Урсула Ле Гуин - Планета изгнания (авт. сборник)
— Мы уже обещали не причинять вреда никому из ваших людей. Вот почему рабочих распустили по домам. Но это не помогло. Вы не стали слушать…
— Обещали вы не нам.
— Как мы можем заключать какие бы то ни было соглашения или договоры с теми, у кого нет правительства, нет никакой центральной власти?
— Я не знаю. По-моему, вы не понимаете, что такое обещание. То, о котором вы говорите, было скоро нарушено.

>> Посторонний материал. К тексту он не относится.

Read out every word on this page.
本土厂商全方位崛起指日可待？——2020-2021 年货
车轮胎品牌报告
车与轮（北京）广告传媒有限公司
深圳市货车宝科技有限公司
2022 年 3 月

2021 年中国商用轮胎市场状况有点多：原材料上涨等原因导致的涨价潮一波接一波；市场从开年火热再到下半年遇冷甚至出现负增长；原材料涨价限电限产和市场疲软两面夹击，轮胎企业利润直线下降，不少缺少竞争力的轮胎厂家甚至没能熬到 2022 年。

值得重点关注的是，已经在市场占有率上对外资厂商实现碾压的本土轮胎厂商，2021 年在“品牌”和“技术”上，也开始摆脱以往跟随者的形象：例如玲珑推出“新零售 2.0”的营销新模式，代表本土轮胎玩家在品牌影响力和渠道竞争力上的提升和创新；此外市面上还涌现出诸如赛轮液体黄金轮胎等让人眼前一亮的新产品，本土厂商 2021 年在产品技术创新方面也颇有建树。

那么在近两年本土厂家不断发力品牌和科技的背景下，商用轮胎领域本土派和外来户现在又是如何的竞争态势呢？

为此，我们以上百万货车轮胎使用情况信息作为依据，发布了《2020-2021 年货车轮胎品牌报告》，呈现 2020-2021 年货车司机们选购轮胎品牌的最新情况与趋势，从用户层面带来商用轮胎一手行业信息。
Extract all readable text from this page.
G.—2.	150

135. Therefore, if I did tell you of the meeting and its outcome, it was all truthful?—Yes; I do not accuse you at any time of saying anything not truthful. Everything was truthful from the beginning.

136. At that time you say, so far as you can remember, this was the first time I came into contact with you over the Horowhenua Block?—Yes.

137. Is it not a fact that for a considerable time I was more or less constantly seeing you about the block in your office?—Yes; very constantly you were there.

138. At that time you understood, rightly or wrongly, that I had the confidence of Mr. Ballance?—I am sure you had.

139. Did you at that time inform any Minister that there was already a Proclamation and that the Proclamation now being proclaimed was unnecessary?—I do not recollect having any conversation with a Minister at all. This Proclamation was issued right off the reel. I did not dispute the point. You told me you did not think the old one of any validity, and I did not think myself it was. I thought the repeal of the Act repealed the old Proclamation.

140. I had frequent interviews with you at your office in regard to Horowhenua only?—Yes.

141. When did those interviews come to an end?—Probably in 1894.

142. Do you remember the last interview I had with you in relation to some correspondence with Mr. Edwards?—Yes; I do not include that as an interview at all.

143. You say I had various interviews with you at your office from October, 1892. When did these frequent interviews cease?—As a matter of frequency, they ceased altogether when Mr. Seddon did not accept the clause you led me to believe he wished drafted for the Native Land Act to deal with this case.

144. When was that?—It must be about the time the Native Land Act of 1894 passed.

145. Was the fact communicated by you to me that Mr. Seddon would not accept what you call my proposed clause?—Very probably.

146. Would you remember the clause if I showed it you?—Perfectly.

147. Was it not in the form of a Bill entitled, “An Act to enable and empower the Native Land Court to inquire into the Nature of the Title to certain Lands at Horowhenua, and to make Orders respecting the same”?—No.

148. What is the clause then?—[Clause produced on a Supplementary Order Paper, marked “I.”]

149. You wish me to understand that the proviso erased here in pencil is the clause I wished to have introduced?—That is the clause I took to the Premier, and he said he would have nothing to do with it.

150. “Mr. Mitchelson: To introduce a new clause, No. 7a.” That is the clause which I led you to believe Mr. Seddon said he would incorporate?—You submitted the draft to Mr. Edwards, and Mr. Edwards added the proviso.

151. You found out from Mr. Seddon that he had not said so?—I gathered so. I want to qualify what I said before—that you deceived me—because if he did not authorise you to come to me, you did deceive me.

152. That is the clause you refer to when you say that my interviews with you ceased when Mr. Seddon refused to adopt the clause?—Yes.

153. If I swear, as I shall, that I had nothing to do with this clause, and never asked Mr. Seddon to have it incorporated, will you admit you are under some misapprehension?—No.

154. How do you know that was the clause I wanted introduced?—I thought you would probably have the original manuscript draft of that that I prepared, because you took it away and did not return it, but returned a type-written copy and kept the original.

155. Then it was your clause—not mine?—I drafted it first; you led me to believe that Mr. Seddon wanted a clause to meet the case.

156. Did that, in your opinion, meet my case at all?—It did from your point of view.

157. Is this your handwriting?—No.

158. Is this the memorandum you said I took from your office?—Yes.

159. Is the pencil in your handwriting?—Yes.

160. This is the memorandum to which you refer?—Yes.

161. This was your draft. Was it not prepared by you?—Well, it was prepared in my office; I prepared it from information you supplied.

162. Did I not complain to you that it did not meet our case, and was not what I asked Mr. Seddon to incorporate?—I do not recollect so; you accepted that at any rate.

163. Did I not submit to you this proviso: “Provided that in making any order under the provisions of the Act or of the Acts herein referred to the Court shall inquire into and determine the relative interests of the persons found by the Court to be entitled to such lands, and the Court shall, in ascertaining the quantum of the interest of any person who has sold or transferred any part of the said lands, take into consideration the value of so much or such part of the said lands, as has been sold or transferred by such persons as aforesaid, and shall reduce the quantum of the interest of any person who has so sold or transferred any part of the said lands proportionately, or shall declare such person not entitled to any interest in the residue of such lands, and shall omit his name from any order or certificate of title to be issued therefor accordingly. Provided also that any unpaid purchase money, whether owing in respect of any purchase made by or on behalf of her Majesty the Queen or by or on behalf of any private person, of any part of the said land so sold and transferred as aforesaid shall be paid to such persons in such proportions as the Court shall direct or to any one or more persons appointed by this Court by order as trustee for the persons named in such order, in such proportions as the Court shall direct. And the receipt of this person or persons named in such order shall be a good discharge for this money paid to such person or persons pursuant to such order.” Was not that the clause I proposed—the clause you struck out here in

— То есть как? Кем? Когда?
— На Ризуэле… на Новой Яве. Четырнадцать дней назад. Ловеки из лагеря в Ризуэле сожгли селение и убили всех, кто там жил.
— Это ложь! Мы все время поддерживали радиосвязь с Новой Явой до самого нападения. Никто не убивал аборигенов ни там, ни где-либо еще!
— Вы говорите ту правду, которую знаете вы, — сказал Селвер. — А я — правду, которую знаю я. Я готов поверить, что вы не знаете об убийствах на Ризуэле, но вы должны поверить моим словам, что убийства были. Остается одно: обещание должно быть дано нам и вместе с нами, и оно не должно быть нарушено. Вам, конечно, надо обсудить все это с полковником Донгом и остальными.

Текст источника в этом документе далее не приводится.